The problem should be make generate

./hack/verify-generate.sh
ERROR: git tree state is not clean!
You probably need to run 'make generate' or 'make' and commit the changes 

indeed, running it leaves:

diff --git a/pkg/virt-handler/device-manager/BUILD.bazel b/pkg/virt-handler/device-manager/BUILD.bazel
index 0086930cf..322ce4ece 100644
--- a/pkg/virt-handler/device-manager/BUILD.bazel
+++ b/pkg/virt-handler/device-manager/BUILD.bazel
@@ -7,10 +7,10 @@ go_library(
     srcs = [
         "common.go",
         "device_controller.go",
+        "device_plugin_base.go",
         "generated_mock_common.go",
         "generic_device.go",
         "mediated_device.go",
-        "device_plugin_base.go",
         "mediated_devices_types.go",
         "pci_device.go",
         "socket_device.go",
diff --git a/pkg/virt-handler/device-manager/device_plugin_base.go b/pkg/virt-handler/device-manager/device_plugin_base.go
index b5f0d6c17..adfa76837 100644
--- a/pkg/virt-handler/device-manager/device_plugin_base.go
+++ b/pkg/virt-handler/device-manager/device_plugin_base.go
@@ -14,6 +14,7 @@ import (
        "github.com/fsnotify/fsnotify"
        "google.golang.org/grpc"
        "kubevirt.io/client-go/log"
+
        pluginapi "kubevirt.io/kubevirt/pkg/virt-handler/device-manager/deviceplugin/v1beta1"
 )

victortoso avatar Mar 12 '24 18:03 victortoso

 pkg/virt-handler/device-manager/mediated_device.go | 198 +++++++++++++-----------------------------------------------------------------------------------------------------------------------------------------------------------------------------------------
 pkg/virt-handler/device-manager/pci_device.go      | 197 +++++++++++++----------------------------------------------------------------------------------------------------------------------------------------------------------------------------------------
 pkg/virt-handler/device-manager/socket_device.go   |  92 +++++++-------------------------------------------------------------------------------------
 pkg/virt-handler/device-manager/usb_device.go      |  96 ++++++++++++------------------------------------------------------------------------------------

ah.... so good. With CI green, which also validates other device plugins, we can take this as is.

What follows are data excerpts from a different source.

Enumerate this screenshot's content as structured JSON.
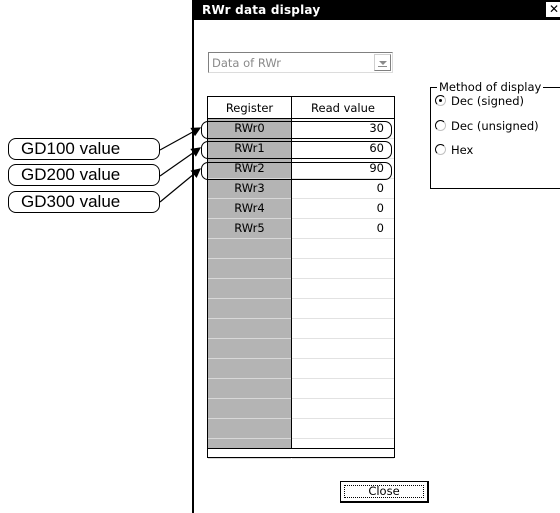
{
  "window": {
    "title": "RWr data display",
    "close_glyph": "✕"
  },
  "data_select": {
    "value": "Data of RWr"
  },
  "table": {
    "columns": [
      "Register",
      "Read value"
    ],
    "rows": [
      {
        "register": "RWr0",
        "value": "30"
      },
      {
        "register": "RWr1",
        "value": "60"
      },
      {
        "register": "RWr2",
        "value": "90"
      },
      {
        "register": "RWr3",
        "value": "0"
      },
      {
        "register": "RWr4",
        "value": "0"
      },
      {
        "register": "RWr5",
        "value": "0"
      }
    ],
    "empty_rows": 11
  },
  "display_method": {
    "legend": "Method of display",
    "options": [
      "Dec (signed)",
      "Dec (unsigned)",
      "Hex"
    ],
    "selected": "Dec (signed)"
  },
  "buttons": {
    "close": "Close"
  },
  "callouts": [
    "GD100 value",
    "GD200 value",
    "GD300 value"
  ],
  "colors": {
    "title_bar": "#000000",
    "register_column": "#b4b4b4",
    "disabled_text": "#8a8a8a"
  }
}
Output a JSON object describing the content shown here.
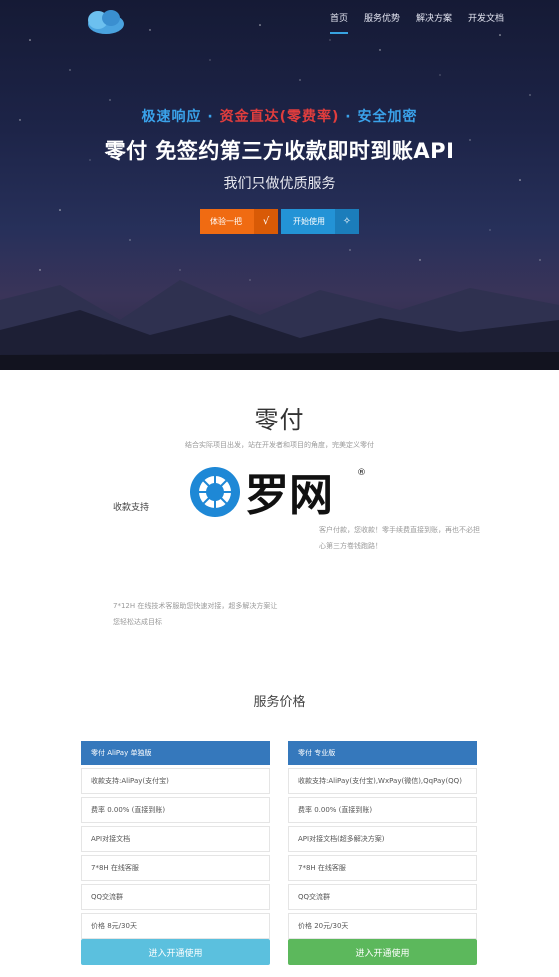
{
  "nav": {
    "items": [
      {
        "label": "首页",
        "active": true
      },
      {
        "label": "服务优势",
        "active": false
      },
      {
        "label": "解决方案",
        "active": false
      },
      {
        "label": "开发文档",
        "active": false
      }
    ]
  },
  "hero": {
    "tagline_a": "极速响应 · ",
    "tagline_b": "资金直达(零费率)",
    "tagline_c": " · 安全加密",
    "title": "零付 免签约第三方收款即时到账API",
    "subtitle": "我们只做优质服务",
    "btn_try": "体验一把",
    "btn_start": "开始使用"
  },
  "about": {
    "title": "零付",
    "desc": "结合实际项目出发，站在开发者和项目的角度，完美定义零付",
    "watermark_text": "罗网",
    "feature_label": "收款支持",
    "feature_right": "客户付款，您收款！零手续费直接到账，再也不必担心第三方卷钱跑路！",
    "feature_left": "7*12H 在线技术客服助您快速对接，超多解决方案让您轻松达成目标"
  },
  "pricing": {
    "title": "服务价格",
    "plans": [
      {
        "name": "零付 AliPay 单独版",
        "rows": [
          "收款支持:AliPay(支付宝)",
          "费率 0.00% (直接到账)",
          "API对接文档",
          "7*8H 在线客服",
          "QQ交流群",
          "价格 8元/30天"
        ],
        "button": "进入开通使用"
      },
      {
        "name": "零付 专业版",
        "rows": [
          "收款支持:AliPay(支付宝),WxPay(微信),QqPay(QQ)",
          "费率 0.00% (直接到账)",
          "API对接文档(超多解决方案)",
          "7*8H 在线客服",
          "QQ交流群",
          "价格 20元/30天"
        ],
        "button": "进入开通使用"
      }
    ]
  },
  "colors": {
    "accent_blue": "#2393d6",
    "accent_orange": "#f06b12",
    "plan_header": "#3578bc",
    "btn_cyan": "#5bc0de",
    "btn_green": "#5cb85c"
  }
}
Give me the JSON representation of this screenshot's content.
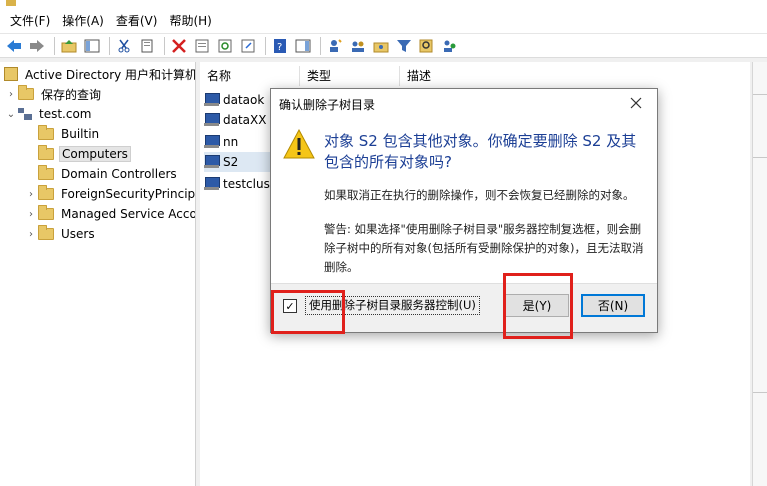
{
  "menubar": {
    "items": [
      {
        "label": "文件(F)"
      },
      {
        "label": "操作(A)"
      },
      {
        "label": "查看(V)"
      },
      {
        "label": "帮助(H)"
      }
    ]
  },
  "tree": {
    "root": "Active Directory 用户和计算机",
    "saved_queries": "保存的查询",
    "domain": "test.com",
    "children": [
      {
        "label": "Builtin"
      },
      {
        "label": "Computers"
      },
      {
        "label": "Domain Controllers"
      },
      {
        "label": "ForeignSecurityPrincipa"
      },
      {
        "label": "Managed Service Acco"
      },
      {
        "label": "Users"
      }
    ],
    "selected": "Computers"
  },
  "list": {
    "columns": [
      {
        "label": "名称"
      },
      {
        "label": "类型"
      },
      {
        "label": "描述"
      }
    ],
    "rows": [
      {
        "name": "dataok"
      },
      {
        "name": "dataXX"
      },
      {
        "name": "nn"
      },
      {
        "name": "S2"
      },
      {
        "name": "testclust"
      }
    ],
    "selected": "S2"
  },
  "dialog": {
    "title": "确认删除子树目录",
    "main_instruction": "对象 S2 包含其他对象。你确定要删除 S2 及其包含的所有对象吗?",
    "info": "如果取消正在执行的删除操作，则不会恢复已经删除的对象。",
    "warning": "警告: 如果选择\"使用删除子树目录\"服务器控制复选框，则会删除子树中的所有对象(包括所有受删除保护的对象)，且无法取消删除。",
    "checkbox_label": "使用删除子树目录服务器控制(U)",
    "checkbox_checked": true,
    "yes_label": "是(Y)",
    "no_label": "否(N)"
  },
  "colors": {
    "instruction_text": "#1c3f95",
    "annotation_red": "#e0201b",
    "default_button_border": "#0078d7"
  }
}
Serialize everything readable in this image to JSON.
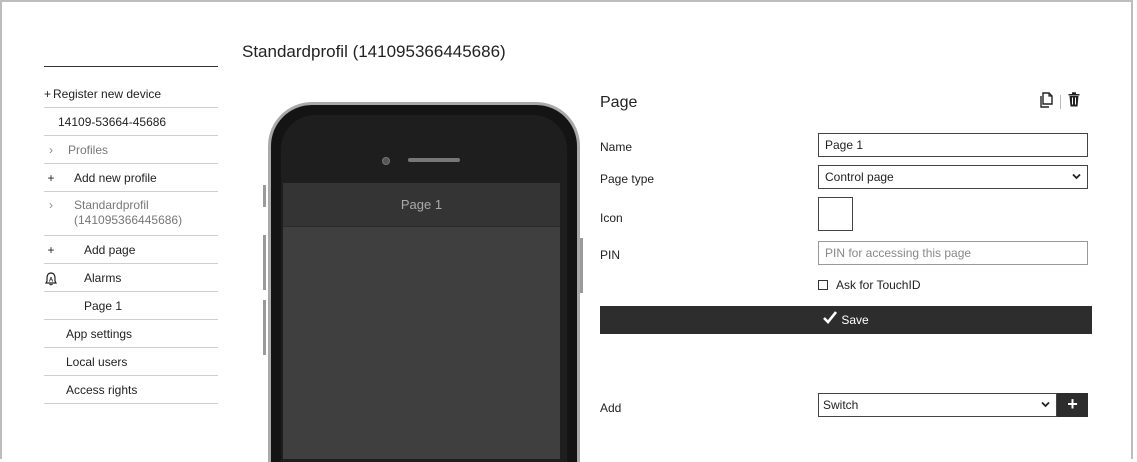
{
  "page_heading": "Standardprofil (141095366445686)",
  "sidebar": {
    "items": [
      {
        "prefix": "+",
        "label": "Register new device"
      },
      {
        "prefix": "",
        "label": "14109-53664-45686"
      },
      {
        "prefix": "›",
        "label": "Profiles"
      },
      {
        "prefix": "+",
        "label": "Add new profile"
      },
      {
        "prefix": "›",
        "label": "Standardprofil",
        "label2": "(141095366445686)"
      },
      {
        "prefix": "+",
        "label": "Add page"
      },
      {
        "prefix": "alarm-icon",
        "label": "Alarms"
      },
      {
        "prefix": "",
        "label": "Page 1"
      },
      {
        "prefix": "",
        "label": "App settings"
      },
      {
        "prefix": "",
        "label": "Local users"
      },
      {
        "prefix": "",
        "label": "Access rights"
      }
    ]
  },
  "phone": {
    "screen_title": "Page 1"
  },
  "form": {
    "title": "Page",
    "name_label": "Name",
    "name_value": "Page 1",
    "page_type_label": "Page type",
    "page_type_value": "Control page",
    "icon_label": "Icon",
    "pin_label": "PIN",
    "pin_placeholder": "PIN for accessing this page",
    "touchid_label": "Ask for TouchID",
    "save_label": "Save",
    "add_label": "Add",
    "add_value": "Switch",
    "add_button": "+"
  },
  "icons": {
    "copy": "copy-icon",
    "delete": "trash-icon",
    "alarm": "alarm-icon",
    "check": "checkmark-icon",
    "dropdown": "chevron-down-icon"
  }
}
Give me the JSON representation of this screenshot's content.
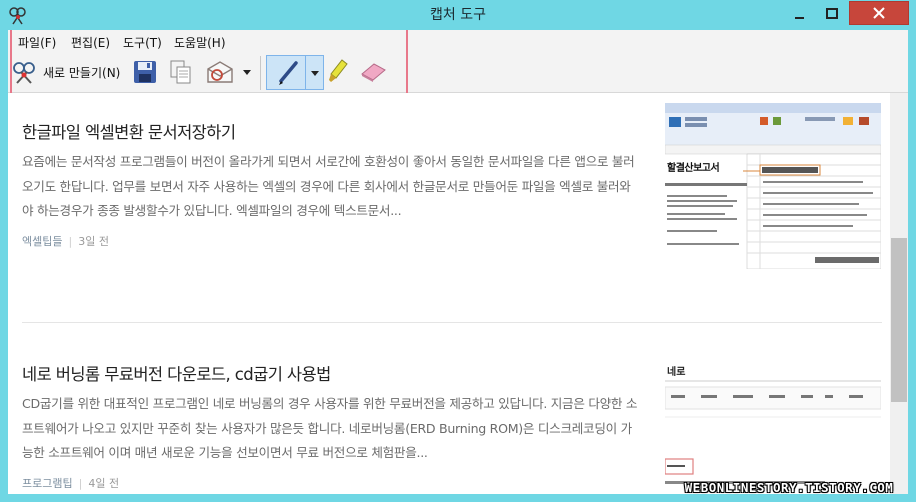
{
  "window": {
    "title": "캡처 도구",
    "close_glyph": "✕",
    "min_glyph": "—",
    "max_glyph": "□"
  },
  "menu": {
    "items": [
      {
        "label": "파일(F)"
      },
      {
        "label": "편집(E)"
      },
      {
        "label": "도구(T)"
      },
      {
        "label": "도움말(H)"
      }
    ]
  },
  "toolbar": {
    "new_label": "새로 만들기(N)",
    "new_icon": "scissors-icon",
    "save_icon": "floppy-icon",
    "copy_icon": "copy-icon",
    "send_icon": "envelope-icon",
    "pen_icon": "pen-icon",
    "highlighter_icon": "highlighter-icon",
    "eraser_icon": "eraser-icon"
  },
  "posts": [
    {
      "title": "한글파일 엑셀변환 문서저장하기",
      "body": "요즘에는 문서작성 프로그램들이 버전이 올라가게 되면서 서로간에 호환성이 좋아서 동일한 문서파일을 다른 앱으로 불러오기도 한답니다. 업무를 보면서 자주 사용하는 엑셀의 경우에 다른 회사에서 한글문서로 만들어둔 파일을 엑셀로 불러와야 하는경우가 종종 발생할수가 있답니다. 엑셀파일의 경우에 텍스트문서...",
      "category": "엑셀팁들",
      "date": "3일 전",
      "thumb_caption": "할결산보고서"
    },
    {
      "title": "네로 버닝롬 무료버전 다운로드, cd굽기 사용법",
      "body": "CD굽기를 위한 대표적인 프로그램인 네로 버닝롬의 경우 사용자를 위한 무료버전을 제공하고 있답니다. 지금은 다양한 소프트웨어가 나오고 있지만 꾸준히 찾는 사용자가 많은듯 합니다. 네로버닝롬(ERD Burning ROM)은 디스크레코딩이 가능한 소프트웨어 이며 매년 새로운 기능을 선보이면서 무료 버전으로 체험판을...",
      "category": "프로그램팁",
      "date": "4일 전",
      "thumb_caption": "네로"
    }
  ],
  "watermark": "WEBONLINESTORY.TISTORY.COM",
  "colors": {
    "frame": "#6fd7e4",
    "close": "#c7463b",
    "highlight": "#e8788a",
    "active_tool": "#cce4f7"
  }
}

Another possible improvement could be with DevicePluginBase initialization. There are several fields there and not all are used by all device plugins so we could use Functional Options pattern for its initialization.

I'll give you quick suggestions for the commit messages too:

  • prefix the shortlog (first line) with device-manager:
  • add some information/context to the commit log, this helps someone that ends up in your commit to know what it is about without reading the code or finding this issue.

In the last commit, add an explanation why it is necessary: would the test fail/break?

victortoso avatar Mar 12 '24 18:03 victortoso